Nakajima Y, Nose H, Takamata A
Departments of Anesthesiology and Physiology, Kyoto Prefectural University of Medicine, Kyoto 602-0841, Japan.
Am J Physiol. 1998 Nov;275(5):R1703-11. doi: 10.1152/ajpregu.1998.275.5.R1703.
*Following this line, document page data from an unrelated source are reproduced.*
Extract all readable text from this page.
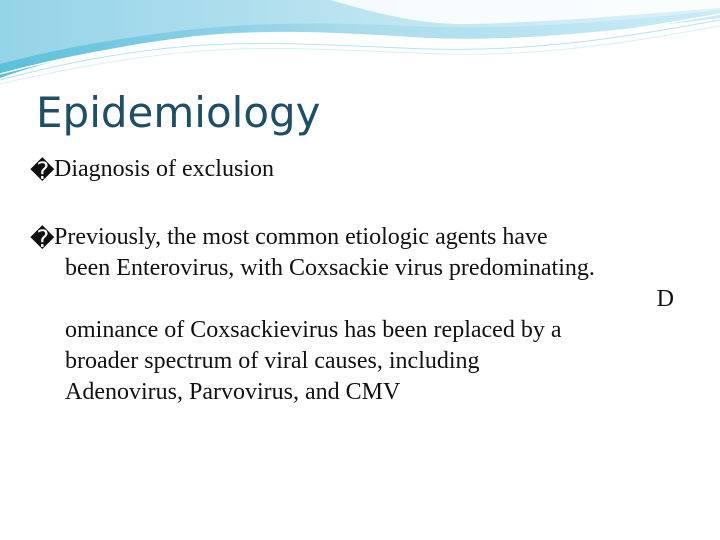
Epidemiology
�Diagnosis of exclusion
�Previously, the most common etiologic agents have
been Enterovirus, with Coxsackie virus predominating.
D
ominance of Coxsackievirus has been replaced by a
broader spectrum of viral causes, including
Adenovirus, Parvovirus, and CMV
To gain better insights into the effect of dehydration on thermal and cardiovascular regulation during hyperthermia, we examined these regulatory responses during body heating in rats under isosmotic hypovolemia and hyperosmotic hypovolemia. Rats were divided into four groups: normovolemic and isosmotic (C), hypovolemic and isosmotic [L, plasma volume loss (DeltaPV) = -20% of control], hypovolemic and less hyperosmotic [HL1, increase in plasma osmolality (DeltaPosm) = 23 mosmol/kgH2O, DeltaPV = -16%], and hypovolemic and more hyperosmotic (HL2, DeltaPosm = 52 mosmol/kgH2O, DeltaPV = -17%). Hyperosmolality was attained by subcutaneous injection of hypertonic saline and hypovolemia by intra-arterial injection of furosemide before heating. Then rats were placed in a thermocontrolled box (35 degreesC air temperature, approximately 20% relative humidity) for 1-2 h until rectal temperatures (Tre) reached 40.0 degreesC. Mean arterial pressure in L decreased with rise in Tre (P < 0.001), whereas mean arterial pressure remained constant in the other groups. Maximal tail skin blood flow in L, HL1, and HL2 was decreased to approximately 30% of that in C (P < 0. 001). Tre threshold for tail skin vasodilation (TVD) was not changed in L, whereas the threshold shifted higher in the HL groups. Tre threshold for TVD was highly correlated with Posm (r = 0.94, P < 0. 001). Heart rate in the HL groups increased with rise in Tre (P < 0. 001), whereas it remained unchanged in C and L. Cardiovascular responses to heating were not influenced by V1 antagonist in C, L, and HL2. Thus isotonic hypovolemia attenuates maximal tail skin blood flow, whereas hypertonic hypovolemia causes an upward shift of Tre threshold for TVD and an increase in heart rate during hyperthermia. These results suggest that plasma hyperosmolality stimulates pressor responses in the hypovolemic condition that subsequently contribute to arterial pressure regulation during heat stress.
为了更深入了解脱水对热应激期间体温和心血管调节的影响,我们研究了等渗性低血容量和高渗性低血容量大鼠在体温升高期间的这些调节反应。大鼠被分为四组:正常血容量和等渗组(C)、低血容量和等渗组[L,血浆容量减少(ΔPV)=-20%对照]、低血容量和低高渗组[HL1,血浆渗透压升高(ΔPosm)=23 mosmol/kgH₂O,ΔPV=-16%],以及低血容量和高高渗组(HL2,ΔPosm=52 mosmol/kgH₂O,ΔPV=-17%)。在加热前,通过皮下注射高渗盐水实现高渗状态,通过动脉内注射速尿实现低血容量状态。然后将大鼠置于温度控制箱(空气温度35℃,相对湿度约20%)中1 - 2小时,直到直肠温度(Tre)达到40.0℃。L组平均动脉压随Tre升高而降低(P < 0.001),而其他组平均动脉压保持恒定。L组、HL1组和HL2组的最大尾部皮肤血流量降低至C组的约30%(P < 0.001)。L组尾部皮肤血管舒张(TVD)的Tre阈值未改变,而HL组阈值升高。TVD的Tre阈值与Posm高度相关(r = 0.94,P < 0.001)。HL组心率随Tre升高而增加(P < 0.001),而C组和L组心率保持不变。C组、L组和HL2组对加热的心血管反应不受V1拮抗剂影响。因此,等渗性低血容量会减弱最大尾部皮肤血流量,而高渗性低血容量会导致热应激期间TVD的Tre阈值上移和心率增加。这些结果表明,血浆高渗在低血容量状态下刺激升压反应,随后有助于热应激期间的动脉血压调节。